Taking Uber or Grab for instance, although making constant losses for years, they are seen as the most valuable startups around the world to date. They have been those taking the initiative to change market conduct and customer habit.

Long-term vision and investment belief, in this case, will act as the very key to unlock the potential of an investment for any investors. For startups themselves, these aspects are also something they ought to take into account when plan for their business development.

Dzung Nguyen of Shark Tank Vietnam, who is also head of Vietnam and Thailand Office at CyberAgent Capital (CAC), has foreseen the light at the end of the tunnel at many tech startups in Vietnam over the years.

CAC has so far invested in 30 startups in the country. Some of them include Tiki, Vatgia.com, Vicare, Topica, Batdongsan, Vexere, CleverAds, and NhacCuaTui. 

Luxstay has been the latest startup that received CAC’s second round of investment following the first round in 2018.

Many startup ideas and startup companies have been charming enough to investors, who have accepted to spend a lot on them while forgiving also a huge loss worth up to billions of dong to be made in the first years of these startups’ life.

Losses, meanwhile, are seen mostly in those operating in the e-commerce field and many investors have seemed to be throwing away their money on this.

Tiki making VND1.2 trillion ($52.2 million) losses over the course of three years is one of these examples. Regardless of being one of the top 5 e-commerce platforms in Vietnam, the business could not save itself from the loss making fate. Tiki’s accumulated losses in 2016 and 2017 were respectively VND179 billion ($7.78) million and VND282 billion ($12.26 million).

In 2018, Tiki’s losses mounted up to VND757 billion ($32.91 million). The company, nevertheless, continued to receive funding from Vietnam’s VNG Corporation and Chinese e-commerce company JD.com. Tiki is also believed to be calling for $100-million investment from Korea this year.

Taking losses in startups as a given in a bid to foster their growth and making alarming losses from one year to another could be treated as two different things.

“I have been advised by shark Dzung to dream big. Having a long-term vision and building a business with outstanding products to meet the need of society and to change customer habit are thus considered the biggest targets of any startups,” said CEO of Luxstay Steven Nguyen.

Making losses, in this case, would not be of utmost concern to investors. A real battlefield will often see the contenders showcasing their best skills and strengths, and it is the same for investors who spend a lot on startups to set up the ground and a competent team to conquer the market.

“Venture capitalists understand that the game with startups is a lengthy one to play. Accepting losses is thus an established fact. Controlled losses at a company that is growing, in this case, should not be overseen as failure as investors and the company are looking forward to the same goal of development in the future,” Dzung said.

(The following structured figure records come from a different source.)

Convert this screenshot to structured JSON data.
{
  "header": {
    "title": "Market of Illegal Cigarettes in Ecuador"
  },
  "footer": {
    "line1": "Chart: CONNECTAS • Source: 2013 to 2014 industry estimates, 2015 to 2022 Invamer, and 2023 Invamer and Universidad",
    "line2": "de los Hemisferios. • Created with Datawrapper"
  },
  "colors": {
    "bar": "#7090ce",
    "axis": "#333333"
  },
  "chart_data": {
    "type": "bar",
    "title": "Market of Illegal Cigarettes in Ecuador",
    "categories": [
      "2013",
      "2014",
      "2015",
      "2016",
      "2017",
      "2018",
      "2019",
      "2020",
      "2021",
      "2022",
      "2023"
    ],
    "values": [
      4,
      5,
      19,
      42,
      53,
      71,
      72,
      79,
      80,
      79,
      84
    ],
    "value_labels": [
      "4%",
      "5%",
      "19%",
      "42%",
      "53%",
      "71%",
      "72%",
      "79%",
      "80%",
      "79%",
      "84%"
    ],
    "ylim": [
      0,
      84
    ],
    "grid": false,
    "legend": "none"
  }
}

According to Dzung, his method to invest in a tech startup starts with 3Ps and 1C, which are place, people, product, and competitive advantage. These correspond to market size, project team, products, and competitive advantage edges.

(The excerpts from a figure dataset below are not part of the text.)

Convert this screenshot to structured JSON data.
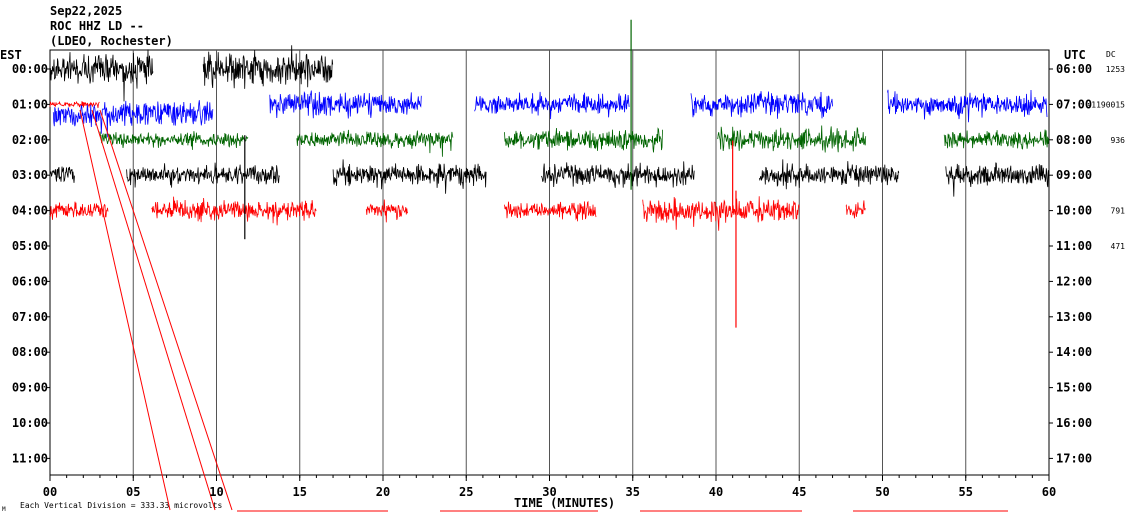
{
  "header": {
    "date": "Sep22,2025",
    "station": "ROC HHZ LD --",
    "network": "(LDEO, Rochester)"
  },
  "left_axis_title": "EST",
  "right_axis_title": "UTC",
  "dc_label": "DC",
  "footer_note": "Each Vertical Division =  333.33 microvolts",
  "corner_mark": "M",
  "chart_data": {
    "type": "line",
    "title": "",
    "xlabel": "TIME (MINUTES)",
    "xlim": [
      0,
      60
    ],
    "x_ticks": [
      "00",
      "05",
      "10",
      "15",
      "20",
      "25",
      "30",
      "35",
      "40",
      "45",
      "50",
      "55",
      "60"
    ],
    "row_labels_left": [
      "00:00",
      "01:00",
      "02:00",
      "03:00",
      "04:00",
      "05:00",
      "06:00",
      "07:00",
      "08:00",
      "09:00",
      "10:00",
      "11:00"
    ],
    "row_labels_right": [
      "06:00",
      "07:00",
      "08:00",
      "09:00",
      "10:00",
      "11:00",
      "12:00",
      "13:00",
      "14:00",
      "15:00",
      "16:00",
      "17:00"
    ],
    "dc_offsets": [
      {
        "row": 0,
        "value": "1253"
      },
      {
        "row": 1,
        "value": "-1190015"
      },
      {
        "row": 2,
        "value": "936"
      },
      {
        "row": 4,
        "value": "791"
      },
      {
        "row": 5,
        "value": "471"
      }
    ],
    "trace_colors": [
      "#000000",
      "#ff0000",
      "#0000ff",
      "#006400"
    ],
    "series": [
      {
        "row": 0,
        "color": "#000000",
        "segments": [
          [
            0,
            6.2,
            22
          ],
          [
            9.2,
            17,
            22
          ]
        ]
      },
      {
        "row": 1,
        "color": "#ff0000",
        "segments": [
          [
            0,
            3,
            4
          ]
        ]
      },
      {
        "row": 1.25,
        "color": "#0000ff",
        "segments": [
          [
            0.2,
            9.8,
            18
          ]
        ]
      },
      {
        "row": 1,
        "color": "#0000ff",
        "segments": [
          [
            13.2,
            22.3,
            17
          ],
          [
            25.5,
            34.8,
            14
          ],
          [
            38.5,
            47,
            17
          ],
          [
            50.3,
            59.9,
            16
          ]
        ]
      },
      {
        "row": 2,
        "color": "#006400",
        "segments": [
          [
            3,
            11.9,
            10
          ],
          [
            14.8,
            24.2,
            12
          ],
          [
            27.3,
            36.8,
            15
          ],
          [
            40.1,
            49,
            15
          ],
          [
            53.7,
            60,
            12
          ]
        ]
      },
      {
        "row": 3,
        "color": "#000000",
        "segments": [
          [
            0,
            1.5,
            14
          ],
          [
            4.6,
            13.8,
            14
          ],
          [
            17,
            26.2,
            15
          ],
          [
            29.5,
            38.7,
            15
          ],
          [
            42.6,
            51,
            14
          ],
          [
            53.8,
            60,
            15
          ]
        ]
      },
      {
        "row": 4,
        "color": "#ff0000",
        "segments": [
          [
            0,
            3.5,
            12
          ],
          [
            6.1,
            16,
            14
          ],
          [
            19,
            21.5,
            11
          ],
          [
            27.3,
            32.8,
            12
          ],
          [
            35.6,
            45,
            16
          ],
          [
            47.8,
            49,
            12
          ]
        ]
      }
    ],
    "spikes": [
      {
        "minute": 34.9,
        "row": 2,
        "up": 120,
        "down": 50,
        "color": "#006400"
      },
      {
        "minute": 11.7,
        "row": 3,
        "up": 40,
        "down": 64,
        "color": "#000000"
      },
      {
        "minute": 41.2,
        "row": 4,
        "up": 20,
        "down": 117,
        "color": "#ff0000"
      },
      {
        "minute": 41,
        "row": 4,
        "up": 70,
        "down": 0,
        "color": "#ff0000"
      }
    ],
    "grid": true
  }
}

Of these, the human element is highly appreciated by Dzung, as he desires to invest in people, in big dreams, and from there he will create valuable companies and change the market game.

Once decided to go ahead with an investment, it is not the short-term profit that investors will look at, but the long-term value and the big profit in the future that will be of concern.

“It comes down to investing in human capital. We can change the business model or the products but not the people. The founder of a startup is the soul of the company. If we change the founder, the company will become a new identity,” noted Dzung.

“Tech startup startups often have a say of ‘winners take all’. So it all depends on them to either run fast or fall behind.”